Hiding behind the claim to be “exceptional” is becoming increasingly popular among political leaders in our nation’s life. And the implication of the church in such affairs is unmistakable. The “shadow of the steeple” falls again every time one of our elected leaders end their comments by demanding “God bless America.” I find it deeply alarming to hear the escalating calls for “Christian nationalism,” and believe it to be a stench in God’s nostrils.
The question I want to put on the table for you is whether it’s time that we undertake an ambitious congregational conversation about whether we should declare ourselves to be a “post-national” church. What might it look like to declare that while we are irrevocably in love with our country, we are deeply distraught over and alienated from our nation? For “America” has come to mean something we can no longer silently abide and thus we must, clearly and unmistakably, announce our opposition.
There are many implications for such a stand; and I can think of several reasons why we shouldn’t do this, particularly because of the temptation to arrogance that happens when people of faith try to distinguish themselves from the larger culture; and also because we have the habit of thinking that making statements is enough, when in fact identity statements should actually flow from the concrete shape of our common life.
Anyway . . . there it is. I don’t plan to foster or organize such a conversation. I don’t want such a statement to be my statement or our pastoral leaders’ statement. If this conversation is desired, the request needs to come from within these assembled chairs.
In the meantime, the beatific vision continues washing over us, announcing the coming New Heaven and New Earth. Our common prayer is that it soaks in, that it does it disorienting, confounding work on the way we have been taught to think and act. And that slowly but surely it remakes our life from the ground up.
In the meantime, the meek are getting ready.
In the meantime, Gospel foolishness keeps breaking out in unexpected places.
In the meantime, rock on, you beatitudes. Turn the shadow of that steeple into a resting place for people who know the Beloved Community is on its way.

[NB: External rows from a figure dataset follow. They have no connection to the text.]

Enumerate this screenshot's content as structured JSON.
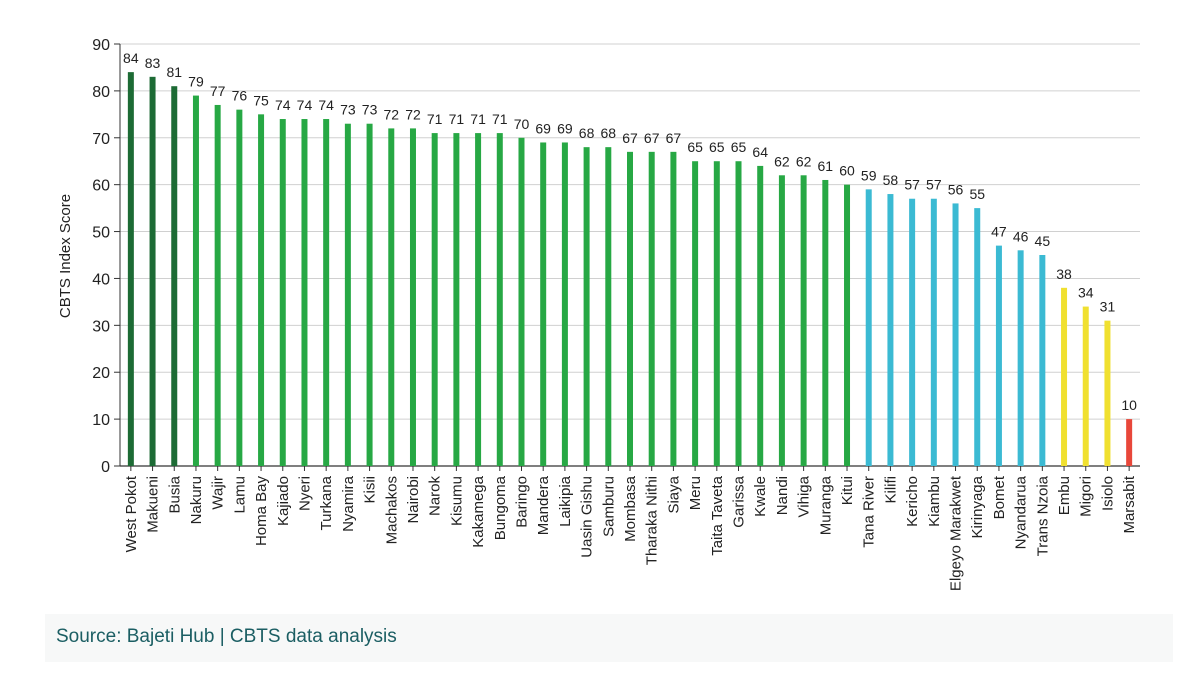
{
  "chart_data": {
    "type": "bar",
    "ylabel": "CBTS Index Score",
    "xlabel": "",
    "ylim": [
      0,
      90
    ],
    "yticks": [
      0,
      10,
      20,
      30,
      40,
      50,
      60,
      70,
      80,
      90
    ],
    "grid": true,
    "categories": [
      "West Pokot",
      "Makueni",
      "Busia",
      "Nakuru",
      "Wajir",
      "Lamu",
      "Homa Bay",
      "Kajiado",
      "Nyeri",
      "Turkana",
      "Nyamira",
      "Kisii",
      "Machakos",
      "Nairobi",
      "Narok",
      "Kisumu",
      "Kakamega",
      "Bungoma",
      "Baringo",
      "Mandera",
      "Laikipia",
      "Uasin Gishu",
      "Samburu",
      "Mombasa",
      "Tharaka Nithi",
      "Siaya",
      "Meru",
      "Taita Taveta",
      "Garissa",
      "Kwale",
      "Nandi",
      "Vihiga",
      "Muranga",
      "Kitui",
      "Tana River",
      "Kilifi",
      "Kericho",
      "Kiambu",
      "Elgeyo Marakwet",
      "Kirinyaga",
      "Bomet",
      "Nyandarua",
      "Trans Nzoia",
      "Embu",
      "Migori",
      "Isiolo",
      "Marsabit"
    ],
    "values": [
      84,
      83,
      81,
      79,
      77,
      76,
      75,
      74,
      74,
      74,
      73,
      73,
      72,
      72,
      71,
      71,
      71,
      71,
      70,
      69,
      69,
      68,
      68,
      67,
      67,
      67,
      65,
      65,
      65,
      64,
      62,
      62,
      61,
      60,
      59,
      58,
      57,
      57,
      56,
      55,
      47,
      46,
      45,
      38,
      34,
      31,
      10
    ],
    "labels": [
      "84",
      "83",
      "81",
      "79",
      "77",
      "76",
      "75",
      "74",
      "74",
      "74",
      "73",
      "73",
      "72",
      "72",
      "71",
      "71",
      "71",
      "71",
      "70",
      "69",
      "69",
      "68",
      "68",
      "67",
      "67",
      "67",
      "65",
      "65",
      "65",
      "64",
      "62",
      "62",
      "61",
      "60",
      "59",
      "58",
      "57",
      "57",
      "56",
      "55",
      "47",
      "46",
      "45",
      "38",
      "34",
      "31",
      "10"
    ],
    "bands": [
      {
        "min": 80,
        "color": "#1d6b35"
      },
      {
        "min": 60,
        "color": "#27a844"
      },
      {
        "min": 40,
        "color": "#3bbad3"
      },
      {
        "min": 20,
        "color": "#f0e030"
      },
      {
        "min": 0,
        "color": "#e8473a"
      }
    ]
  },
  "source": "Source: Bajeti Hub | CBTS data analysis"
}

Circle of Mercy Congregation, Sunday 2 February 2014
©Ken Sehested @ prayerandpolitiks.org
[1] Journalist John L. O’Sullivan first used the phrase “manifest destiny” in an 1845 article for the Democratic Review arguing for the annexation of the Republic of Texas. US Secretary of State Madeleine Albright first terms the US “the indispensable nation” in justifying the US-led embargo on Iraq after the first Gulf War in 1991. Her boss, President Bill Clinton, used the phrase in his Second Inaugural Address in 1997. Then, in a 2012 commencement address to the Air Force Academy, President Barack Obama asserted that the US is “the one indispensable nation.” The French political theorist and historian Alexis de Tocqueville was the first writer to describe the US as “exceptional” in 1831 and 1840, in Democracy in America. But the more common reference began with Soviet leader Joseph Stalin in criticizing the American Communist Party leaders for their belief that the US was above Marxist doctrine of the laws of history.
[2] Significantly, President Obama admitted this in his 28 January 2014 State of the Union speech: “America must move off a permanent war footing.”